California Politics For 2010 Governorship And Senate Race

California, our largest state with 12 percent of the national population, and deeply affected by the Great Recession, is a microcosm of American politics, and the upcoming races for Governor and Senator are fascinating.

The Republican party will see combative races between relatively unknown conservatives, who have no chance of winning these races, and two well known CEOs of technology companies and both female, but without political experience–Meg Whitman of Ebay for Governor and Carly Fiorina of Hewlett Packard for Senator.

Without any political experience except for backing John McCain for President last year, these two women may have a tough time even being nominated, but even when nominated over their more conservative opponents, the chances of either of them winning a state wide race seem astronomical, despite the tormenting economic conditions faced in the state, where Governor Arnold Schwarzenegger is consumed with massive debt problems as he finishes his last year in office in 2010.
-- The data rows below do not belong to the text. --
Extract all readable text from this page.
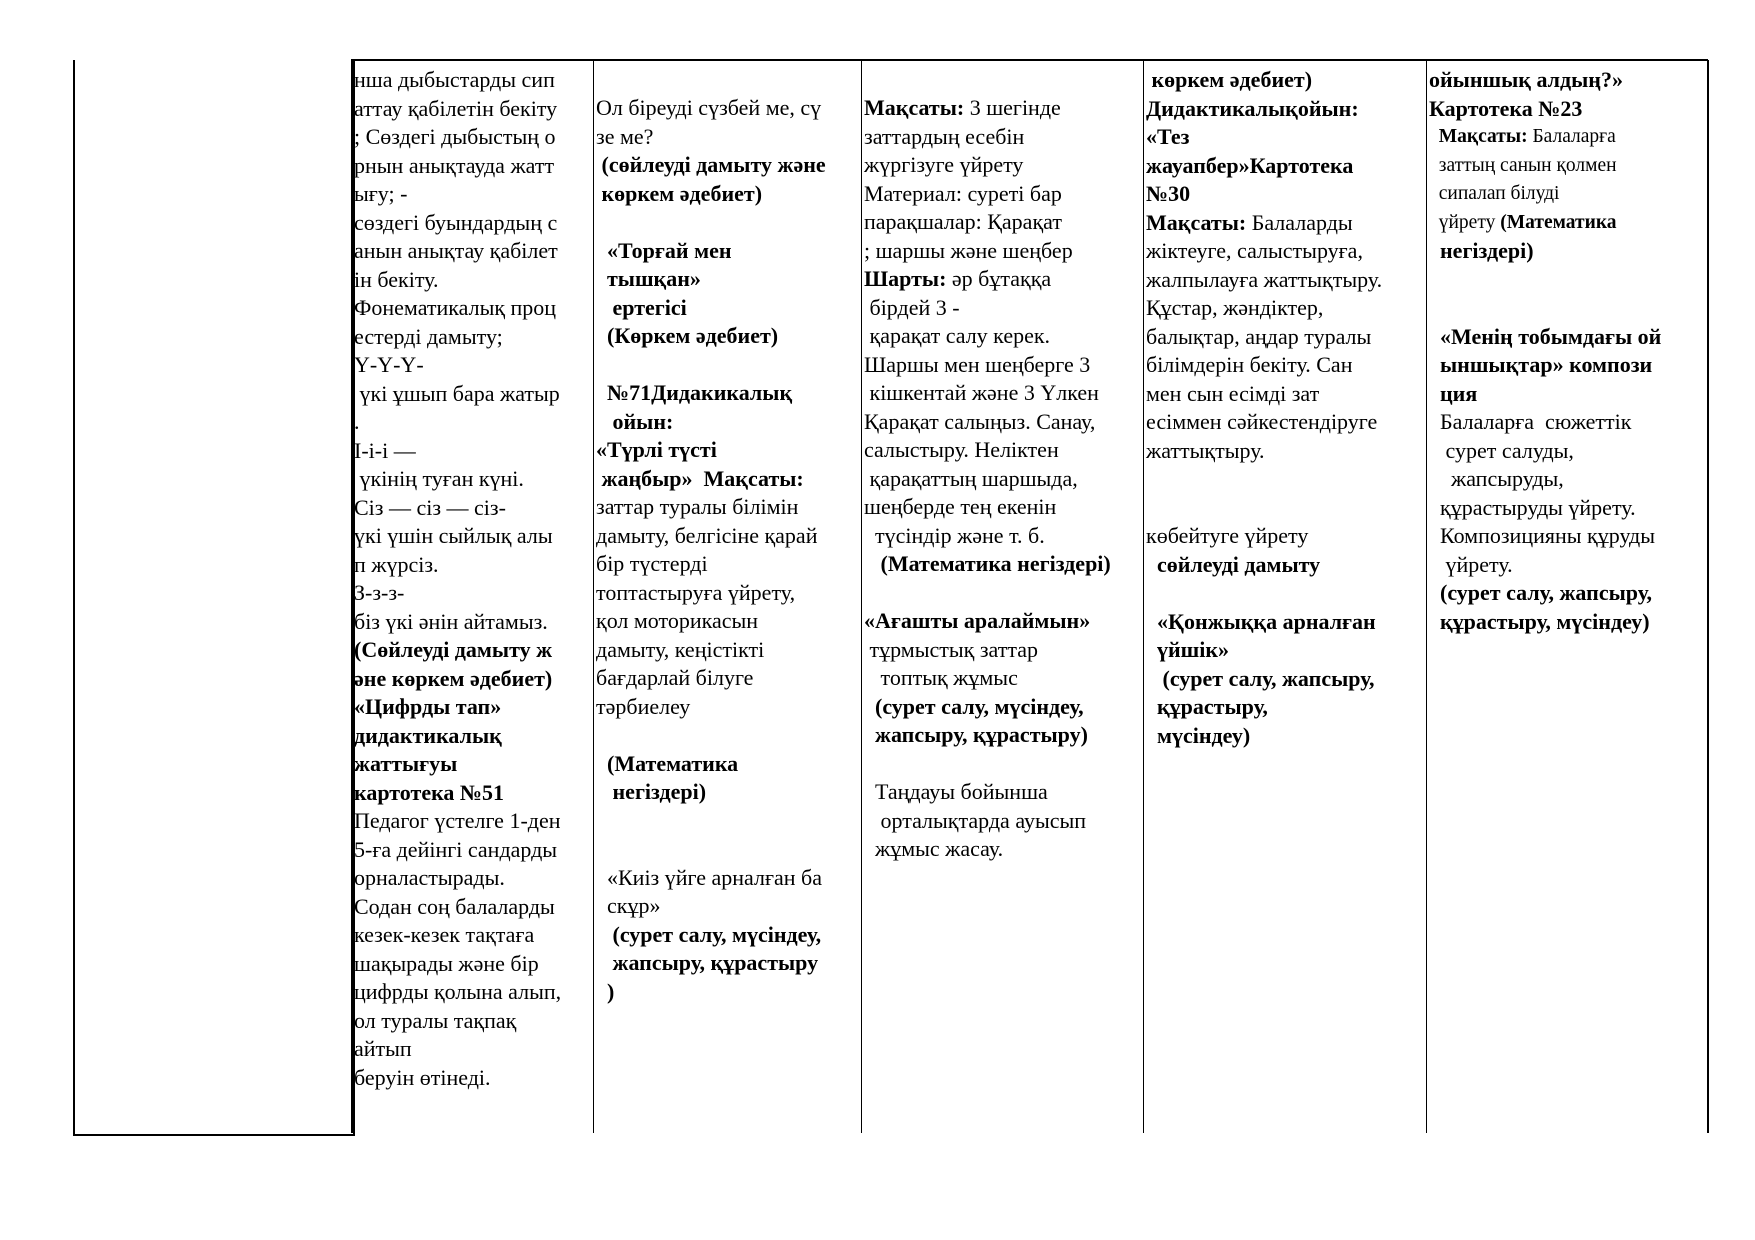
нша дыбыстарды сип
аттау қабілетін бекіту
; Сөздегі дыбыстың о
рнын анықтауда жатт
ығу; -
сөздегі буындардың с
анын анықтау қабілет
ін бекіту.
Фонематикалық проц
естерді дамыту;
Ү-Ү-Ү-
үкі ұшып бара жатыр
.
І-і-і —
үкінің туған күні.
Сіз — сіз — сіз-
үкі үшін сыйлық алы
п жүрсіз.
З-з-з-
біз үкі әнін айтамыз.
(Сөйлеуді дамыту ж
әне көркем әдебиет)
«Цифрды тап»
дидактикалық
жаттығуы
картотека №51
Педагог үстелге 1-ден
5-ға дейінгі сандарды
орналастырады.
Содан соң балаларды
кезек-кезек тақтаға
шақырады және бір
цифрды қолына алып,
ол туралы тақпақ
айтып
беруін өтінеді.
Ол біреуді сүзбей ме, сү
зе ме?
(сөйлеуді дамыту және
көркем әдебиет)
«Торғай мен
тышқан»
ертегісі
(Көркем әдебиет)
№71Дидакикалық
ойын:
«Түрлі түсті
жаңбыр»  Мақсаты:
заттар туралы білімін
дамыту, белгісіне қарай
бір түстерді
топтастыруға үйрету,
қол моторикасын
дамыту, кеңістікті
бағдарлай білуге
тәрбиелеу
(Математика
негіздері)
«Киіз үйге арналған ба
скұр»
(сурет салу, мүсіндеу,
жапсыру, құрастыру
)
Мақсаты: 3 шегінде
заттардың есебін
жүргізуге үйрету
Материал: суреті бар
парақшалар: Қарақат
; шаршы және шеңбер
Шарты: әр бұтаққа
бірдей 3 -
қарақат салу керек.
Шаршы мен шеңберге 3
кішкентай және 3 Үлкен
Қарақат салыңыз. Санау,
салыстыру. Неліктен
қарақаттың шаршыда,
шеңберде тең екенін
түсіндір және т. б.
(Математика негіздері)
«Ағашты аралаймын»
тұрмыстық заттар
топтық жұмыс
(сурет салу, мүсіндеу,
жапсыру, құрастыру)
Таңдауы бойынша
орталықтарда ауысып
жұмыс жасау.
көркем әдебиет)
Дидактикалықойын:
«Тез
жауапбер»Картотека
№30
Мақсаты: Балаларды
жіктеуге, салыстыруға,
жалпылауға жаттықтыру.
Құстар, жәндіктер,
балықтар, аңдар туралы
білімдерін бекіту. Сан
мен сын есімді зат
есіммен сәйкестендіруге
жаттықтыру.
көбейтуге үйрету
сөйлеуді дамыту
«Қонжыққа арналған
үйшік»
(сурет салу, жапсыру,
құрастыру,
мүсіндеу)
ойыншық алдың?»
Картотека №23
Мақсаты: Балаларға
заттың санын қолмен
сипалап білуді
үйрету (Математика
негіздері)
«Менің тобымдағы ой
ыншықтар» компози
ция
Балаларға  сюжеттік
сурет салуды,
жапсыруды,
құрастыруды үйрету.
Композицияны құруды
үйрету.
(сурет салу, жапсыру,
құрастыру, мүсіндеу)
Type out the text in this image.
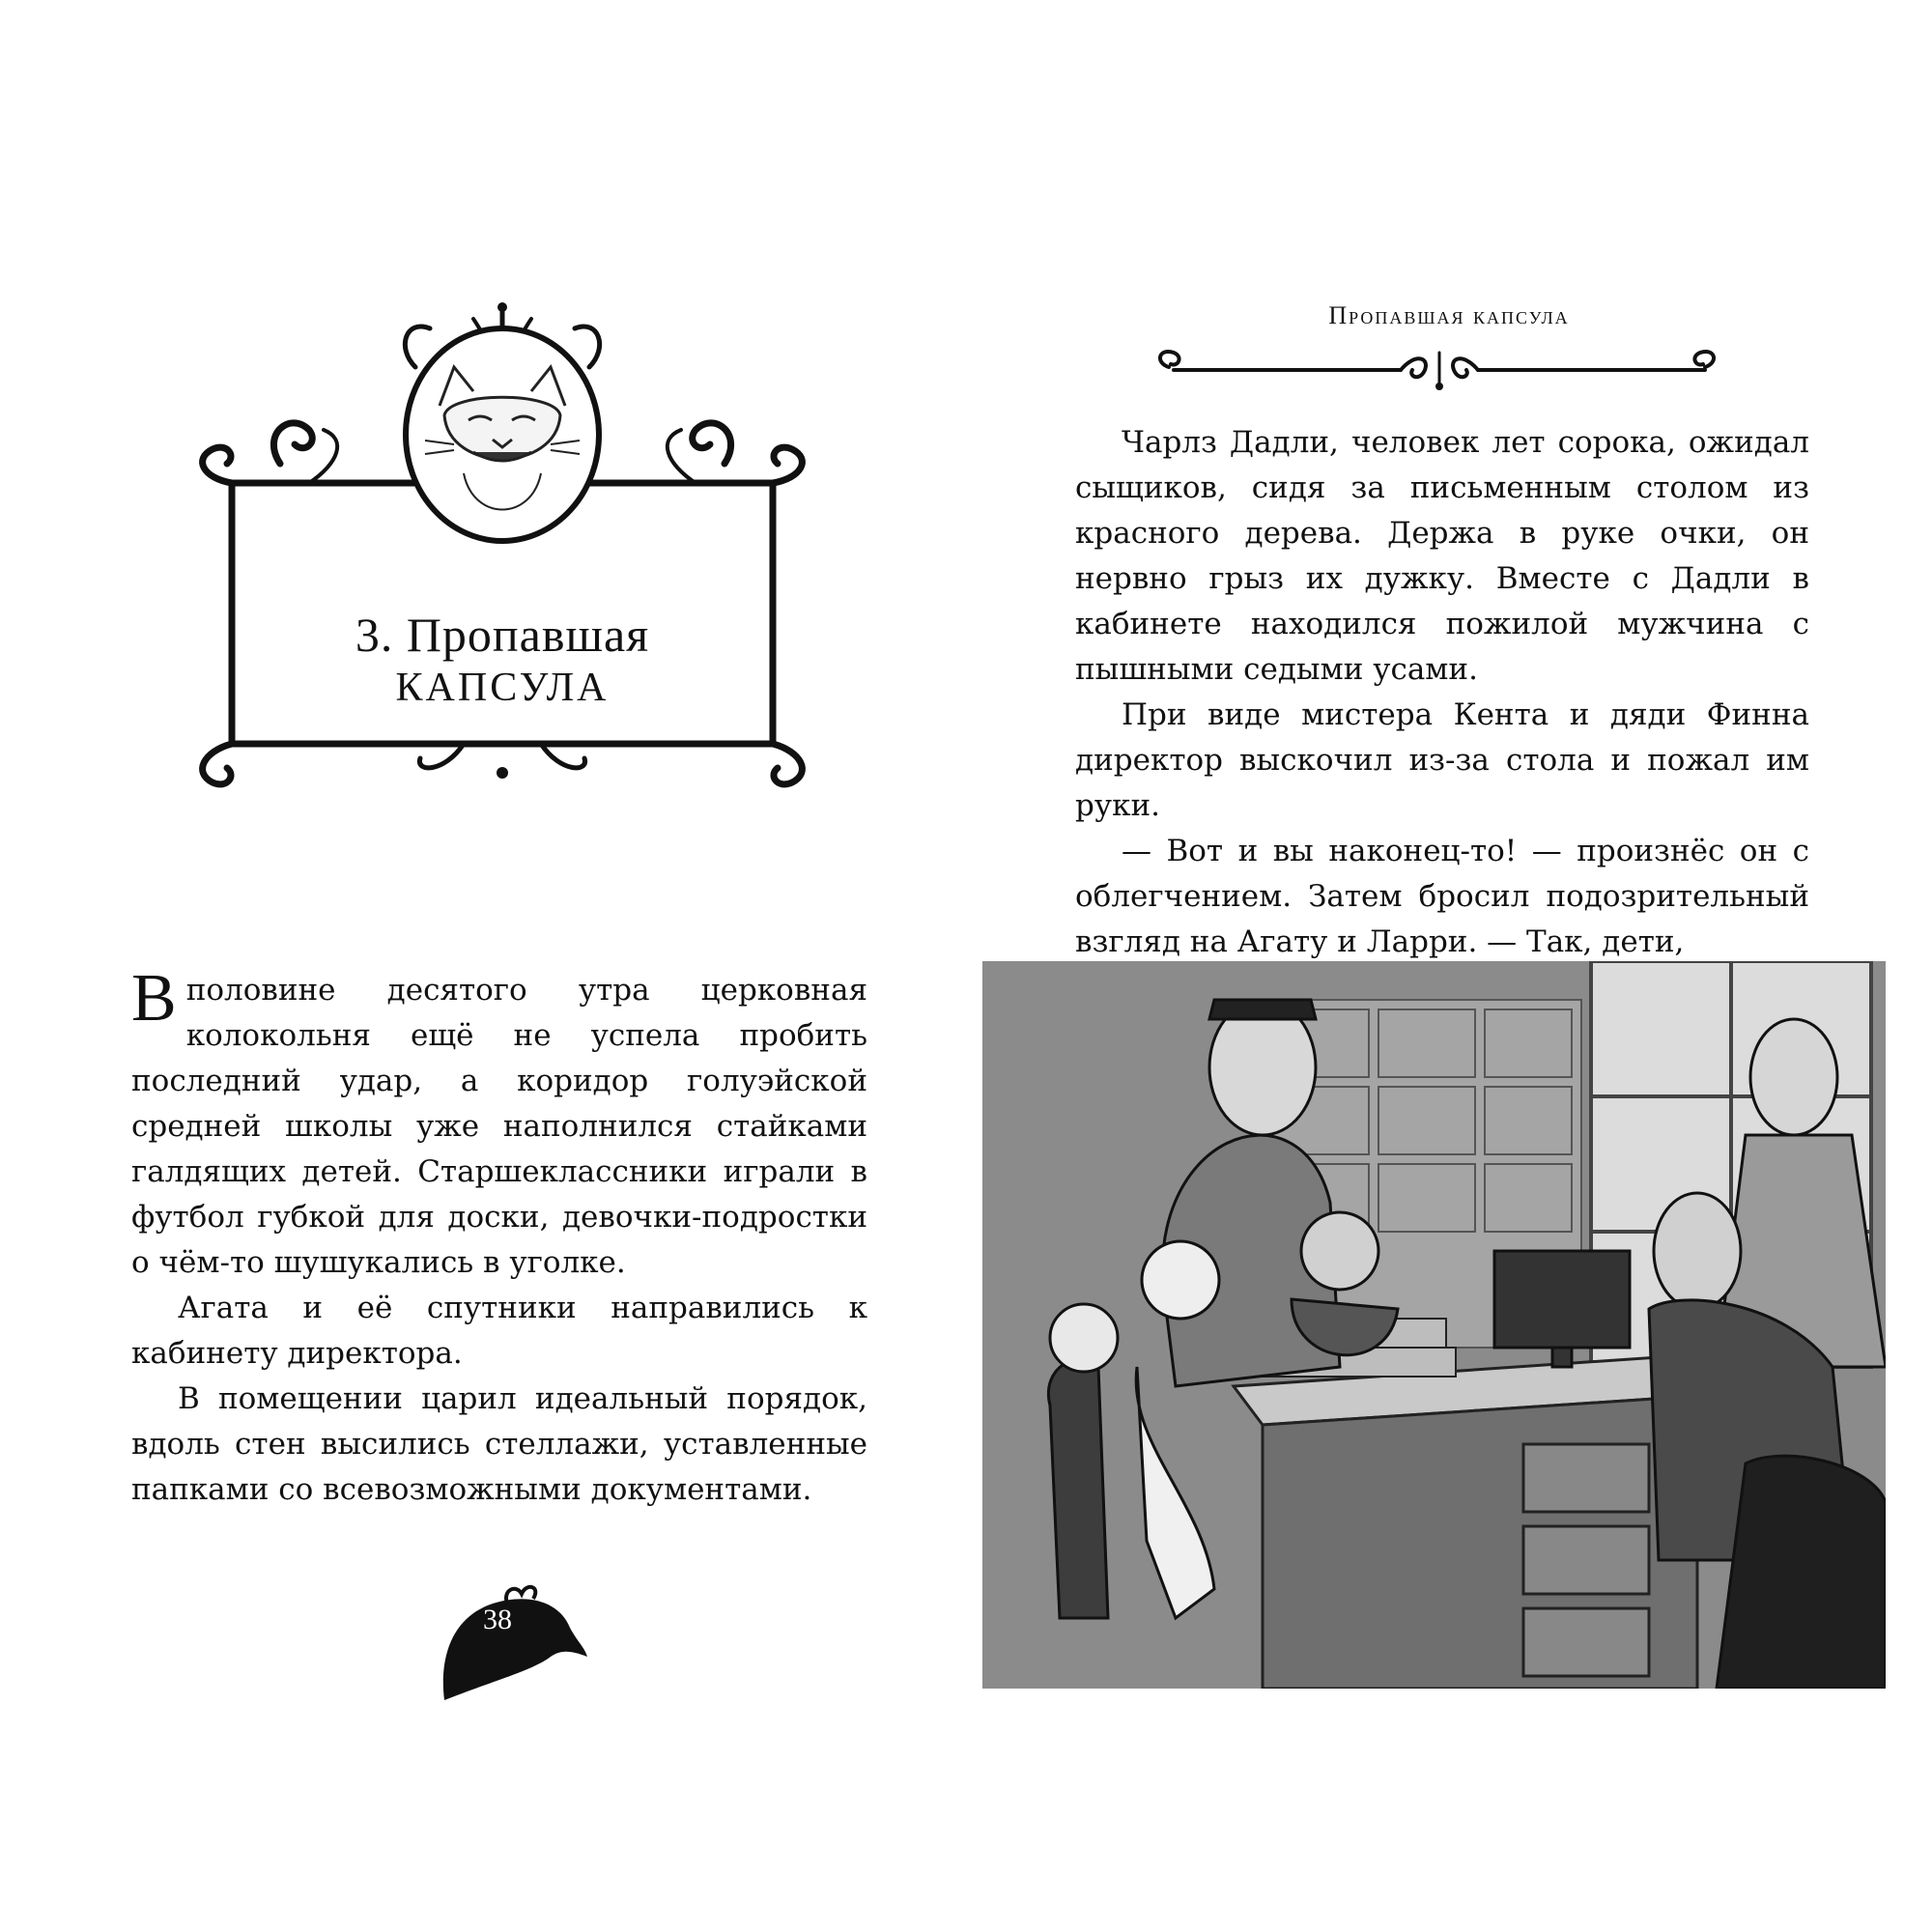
3. Пропавшая
КАПСУЛА
Пропавшая капсула

В половине десятого утра церковная колокольня ещё не успела пробить последний удар, а коридор голуэйской средней школы уже наполнился стайками галдящих детей. Старшеклассники играли в футбол губкой для доски, девочки-подростки о чём-то шушукались в уголке.

Агата и её спутники направились к кабинету директора.

В помещении царил идеальный порядок, вдоль стен высились стеллажи, уставленные папками со всевозможными документами.

38

Чарлз Дадли, человек лет сорока, ожидал сыщиков, сидя за письменным столом из красного дерева. Держа в руке очки, он нервно грыз их дужку. Вместе с Дадли в кабинете находился пожилой мужчина с пышными седыми усами.

При виде мистера Кента и дяди Финна директор выскочил из-за стола и пожал им руки.

— Вот и вы наконец-то! — произнёс он с облегчением. Затем бросил подозрительный взгляд на Агату и Ларри. — Так, дети,
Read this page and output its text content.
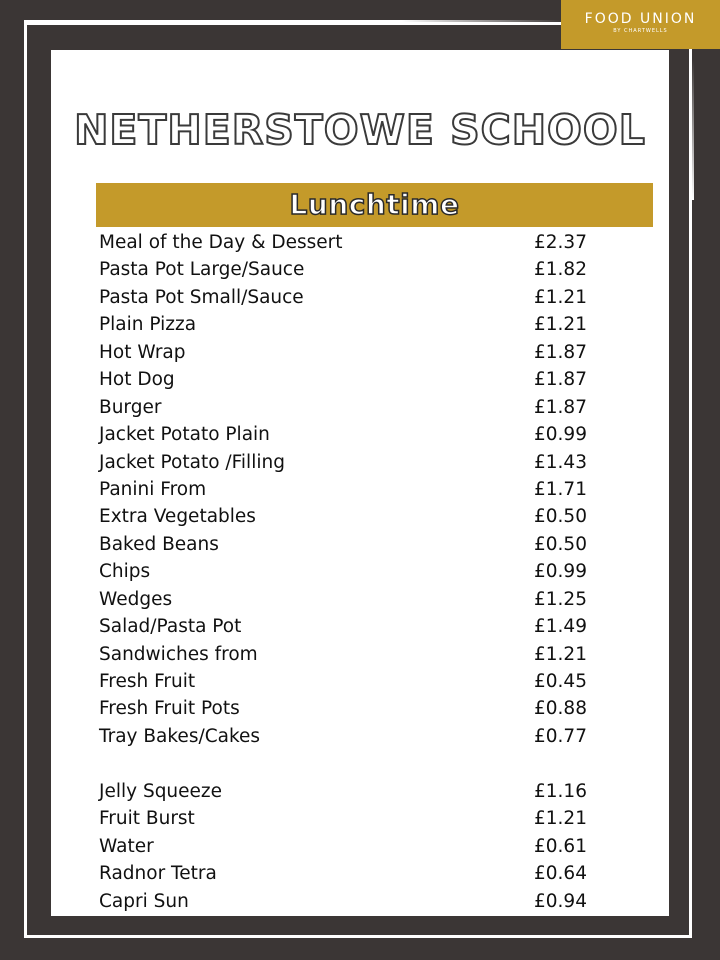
FOOD UNION
BY CHARTWELLS
NETHERSTOWE SCHOOL
Lunchtime
Meal of the Day & Dessert	£2.37
Pasta Pot Large/Sauce	£1.82
Pasta Pot Small/Sauce	£1.21
Plain Pizza	£1.21
Hot Wrap	£1.87
Hot Dog	£1.87
Burger	£1.87
Jacket Potato Plain	£0.99
Jacket Potato /Filling	£1.43
Panini From	£1.71
Extra Vegetables	£0.50
Baked Beans	£0.50
Chips	£0.99
Wedges	£1.25
Salad/Pasta Pot	£1.49
Sandwiches from	£1.21
Fresh Fruit	£0.45
Fresh Fruit Pots	£0.88
Tray Bakes/Cakes	£0.77
Jelly Squeeze	£1.16
Fruit Burst	£1.21
Water	£0.61
Radnor Tetra	£0.64
Capri Sun	£0.94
Former Governor Jerry Brown and San Francisco Mayor Gavin Newsom are locked in a battle, which seems to favor Brown, now the state Attorney General, but highlighted by Bill Clinton’s endorsement of Newsom, primarily because of Brown’s bruising challenge of Clinton’s primary race for President in 1992, demonstrating that Bill Clinton does not forget when people have wronged him. The odds would still be on Brown, despite his flaky background when Governor from 1975-1983, and his three runs for President in 1976, 1980, and 1992. He may very well go from being the youngest Governor in California history to its oldest, returning to the job he had 28-36 years ago by the time he would become Governor again in January 2011. Newsom faces the controversy over supporting and promoting gay marriage, which has now been rejected by California voters in the referendum last November, but is young, vigorous and handsome and a sign of the future in American politics, so cannot be ruled out.

Meanwhile, Senator Barbara Boxer, while controversial since her election to the Senate in 1992, is still very likely to be reelected. What is clear in both the gubernatorial and senatorial races is the reality of possibly the highest amount of money spent ever, except in a presidential race.

Even if the Democrats lose seats in the Senate and some governorships nationally, they are likely to keep the Senate seat of Boxer and gain the gubernatorial seat of Republican Arnold Schwarzenegger, who should be relieved when he no longer has the burden of what is an impossible job–governing California, the eighth largest economy in the world!